Discussion in 'Spanish-English Grammar / Gramática Español-Inglés' started by Brera, May 5, 2007.

  1. i'm googling it and both options appear to be good, can anyone explain me the difference between saying:

    x is well suited for ....
    x is well suited to ....


    - Tall fescue is well suited for growing in areas between streets and sidewalks

    - This is a part-time job and is well suited to a student at HPU

    - The spin friendly response of this racquet is well suited to hitting angles

    - How well suited is Will Smith for the role of 'Hitch'

    - Further, the majority of the Board believes Dr.

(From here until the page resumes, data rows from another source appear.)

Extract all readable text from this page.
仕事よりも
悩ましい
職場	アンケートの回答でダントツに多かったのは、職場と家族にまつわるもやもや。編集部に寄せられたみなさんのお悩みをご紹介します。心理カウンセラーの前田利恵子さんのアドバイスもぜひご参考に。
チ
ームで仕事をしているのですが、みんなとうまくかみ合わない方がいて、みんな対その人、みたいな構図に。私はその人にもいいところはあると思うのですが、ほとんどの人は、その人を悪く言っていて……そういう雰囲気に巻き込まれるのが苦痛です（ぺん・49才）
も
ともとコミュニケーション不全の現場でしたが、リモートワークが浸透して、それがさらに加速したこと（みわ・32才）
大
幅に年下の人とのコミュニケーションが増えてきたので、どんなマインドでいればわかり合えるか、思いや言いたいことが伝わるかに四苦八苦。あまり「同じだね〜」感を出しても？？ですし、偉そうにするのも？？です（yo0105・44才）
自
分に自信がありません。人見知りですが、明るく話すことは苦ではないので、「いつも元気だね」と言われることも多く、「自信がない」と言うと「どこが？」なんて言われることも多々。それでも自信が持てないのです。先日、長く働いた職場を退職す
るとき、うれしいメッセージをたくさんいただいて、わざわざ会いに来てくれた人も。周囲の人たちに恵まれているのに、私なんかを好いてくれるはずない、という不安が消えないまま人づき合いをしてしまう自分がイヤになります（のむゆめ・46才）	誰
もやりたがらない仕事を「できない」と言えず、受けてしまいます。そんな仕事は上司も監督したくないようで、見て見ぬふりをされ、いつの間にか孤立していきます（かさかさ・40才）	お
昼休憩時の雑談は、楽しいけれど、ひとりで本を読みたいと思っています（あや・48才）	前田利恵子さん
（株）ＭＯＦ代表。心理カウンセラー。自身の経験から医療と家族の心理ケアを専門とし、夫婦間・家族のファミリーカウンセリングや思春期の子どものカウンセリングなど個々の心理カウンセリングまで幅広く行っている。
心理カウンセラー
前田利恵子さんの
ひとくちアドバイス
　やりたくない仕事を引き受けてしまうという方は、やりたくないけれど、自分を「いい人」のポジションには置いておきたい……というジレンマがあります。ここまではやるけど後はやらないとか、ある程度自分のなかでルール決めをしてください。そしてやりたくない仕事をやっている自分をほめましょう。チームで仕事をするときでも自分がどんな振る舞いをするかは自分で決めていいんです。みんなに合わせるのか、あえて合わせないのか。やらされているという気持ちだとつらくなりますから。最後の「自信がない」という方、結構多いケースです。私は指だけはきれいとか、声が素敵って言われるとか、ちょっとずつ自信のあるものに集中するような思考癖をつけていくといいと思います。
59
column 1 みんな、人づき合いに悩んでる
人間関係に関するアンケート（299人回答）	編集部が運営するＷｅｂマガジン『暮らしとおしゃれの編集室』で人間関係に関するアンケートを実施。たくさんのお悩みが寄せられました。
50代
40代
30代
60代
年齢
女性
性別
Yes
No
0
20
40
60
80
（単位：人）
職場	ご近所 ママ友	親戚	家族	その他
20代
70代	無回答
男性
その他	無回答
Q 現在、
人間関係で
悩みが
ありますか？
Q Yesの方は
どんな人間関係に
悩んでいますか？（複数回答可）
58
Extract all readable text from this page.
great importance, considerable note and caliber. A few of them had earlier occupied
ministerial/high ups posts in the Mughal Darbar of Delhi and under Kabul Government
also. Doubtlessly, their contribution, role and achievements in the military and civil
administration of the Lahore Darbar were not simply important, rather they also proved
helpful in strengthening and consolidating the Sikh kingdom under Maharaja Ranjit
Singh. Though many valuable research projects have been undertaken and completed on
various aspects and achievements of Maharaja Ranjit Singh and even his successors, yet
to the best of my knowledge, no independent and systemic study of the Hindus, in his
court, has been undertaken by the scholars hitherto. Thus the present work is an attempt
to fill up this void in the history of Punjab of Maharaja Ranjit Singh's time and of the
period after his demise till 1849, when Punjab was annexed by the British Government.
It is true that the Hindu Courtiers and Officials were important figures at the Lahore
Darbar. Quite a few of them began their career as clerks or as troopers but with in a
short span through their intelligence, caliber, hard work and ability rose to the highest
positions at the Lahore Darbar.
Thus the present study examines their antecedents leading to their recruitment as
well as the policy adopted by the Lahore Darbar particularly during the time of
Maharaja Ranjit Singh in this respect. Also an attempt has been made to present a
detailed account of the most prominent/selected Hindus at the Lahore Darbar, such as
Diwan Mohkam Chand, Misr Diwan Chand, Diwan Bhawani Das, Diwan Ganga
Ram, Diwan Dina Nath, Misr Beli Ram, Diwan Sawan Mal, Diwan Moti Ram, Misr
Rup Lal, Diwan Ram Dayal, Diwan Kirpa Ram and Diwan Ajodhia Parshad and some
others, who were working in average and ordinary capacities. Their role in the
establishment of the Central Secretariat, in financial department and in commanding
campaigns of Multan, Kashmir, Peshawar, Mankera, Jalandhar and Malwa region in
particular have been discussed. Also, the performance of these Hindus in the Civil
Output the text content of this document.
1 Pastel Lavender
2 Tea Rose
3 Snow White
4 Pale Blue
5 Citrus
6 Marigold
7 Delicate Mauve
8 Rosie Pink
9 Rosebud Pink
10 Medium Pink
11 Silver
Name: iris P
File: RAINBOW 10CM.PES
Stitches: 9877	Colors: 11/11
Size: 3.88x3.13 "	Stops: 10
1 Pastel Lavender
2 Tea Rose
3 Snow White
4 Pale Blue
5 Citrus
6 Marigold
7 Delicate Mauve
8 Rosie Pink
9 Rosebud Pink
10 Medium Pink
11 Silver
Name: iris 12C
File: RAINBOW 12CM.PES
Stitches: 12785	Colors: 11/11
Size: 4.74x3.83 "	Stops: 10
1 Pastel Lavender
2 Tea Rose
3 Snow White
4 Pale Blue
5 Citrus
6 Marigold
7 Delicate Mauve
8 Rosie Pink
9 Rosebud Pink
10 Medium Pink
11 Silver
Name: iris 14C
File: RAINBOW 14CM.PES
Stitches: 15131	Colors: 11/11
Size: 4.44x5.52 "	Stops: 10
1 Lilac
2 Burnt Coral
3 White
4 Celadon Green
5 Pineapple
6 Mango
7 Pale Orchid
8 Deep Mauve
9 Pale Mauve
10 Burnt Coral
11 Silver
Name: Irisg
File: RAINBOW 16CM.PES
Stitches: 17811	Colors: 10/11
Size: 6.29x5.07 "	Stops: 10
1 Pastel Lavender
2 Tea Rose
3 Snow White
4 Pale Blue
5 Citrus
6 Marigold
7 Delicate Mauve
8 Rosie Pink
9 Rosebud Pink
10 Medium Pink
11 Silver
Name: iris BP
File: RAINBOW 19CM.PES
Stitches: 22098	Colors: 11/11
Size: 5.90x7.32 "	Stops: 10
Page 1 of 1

Ryan is admirably well suited to this task.

    Thank you
  2. Chris K Senior Member

    Tacoma WA, US
    English / US
    The differences are very subtle and I think many listeners would see no difference at all. But I think the first example should be "to growing," the second should be "for a student," I'm not sure about the third, and the last two are definitely right. I don't know if I can give you a pattern; to me it seems to be a question of style.
  3. eno2

    eno2 Senior Member

    El Hierro de Canarias
    Both are good.
  4. James2000 Senior Member

    English - South Africa
    I'd agree with Chris. Often one just sounds better than the other, without any good reason (that I can see). I would say the first one is fine with 'for growing', but I think that just goes to show how much of a personal preference it often is.
  5. eno2

    eno2 Senior Member

    El Hierro de Canarias
  6. Gepiept Senior Member

    Hello, does a gerund always comes after "suited to"? If so, could someone explain to me why? Thank you!
  7. SevenDays Senior Member

    Always? No; suited to can be followed by the infinitive or the gerund, as far as I can tell. The difference is that infinitive action prospective or abstract, while the gerund show an action as if in progress. Context would tell you which one fits better (so we'd need to see an example), and I suspect sometimes it wouldn't make much of a difference.
  8. Forero Senior Member

    Houston, Texas, USA
    USA English
    I agree with this, and I think the third one is right as is.

    What makes the difference is that "well suited" has multiple meanings, as do "to" and "for", and the choice of preposition should fit a meaning of "well suited" that is appropriate to the context.
  9. Gepiept Senior Member

    Thank you for the explanations. Could you please give me a few examples where an infinitive follows "suited to"? Thank you once again!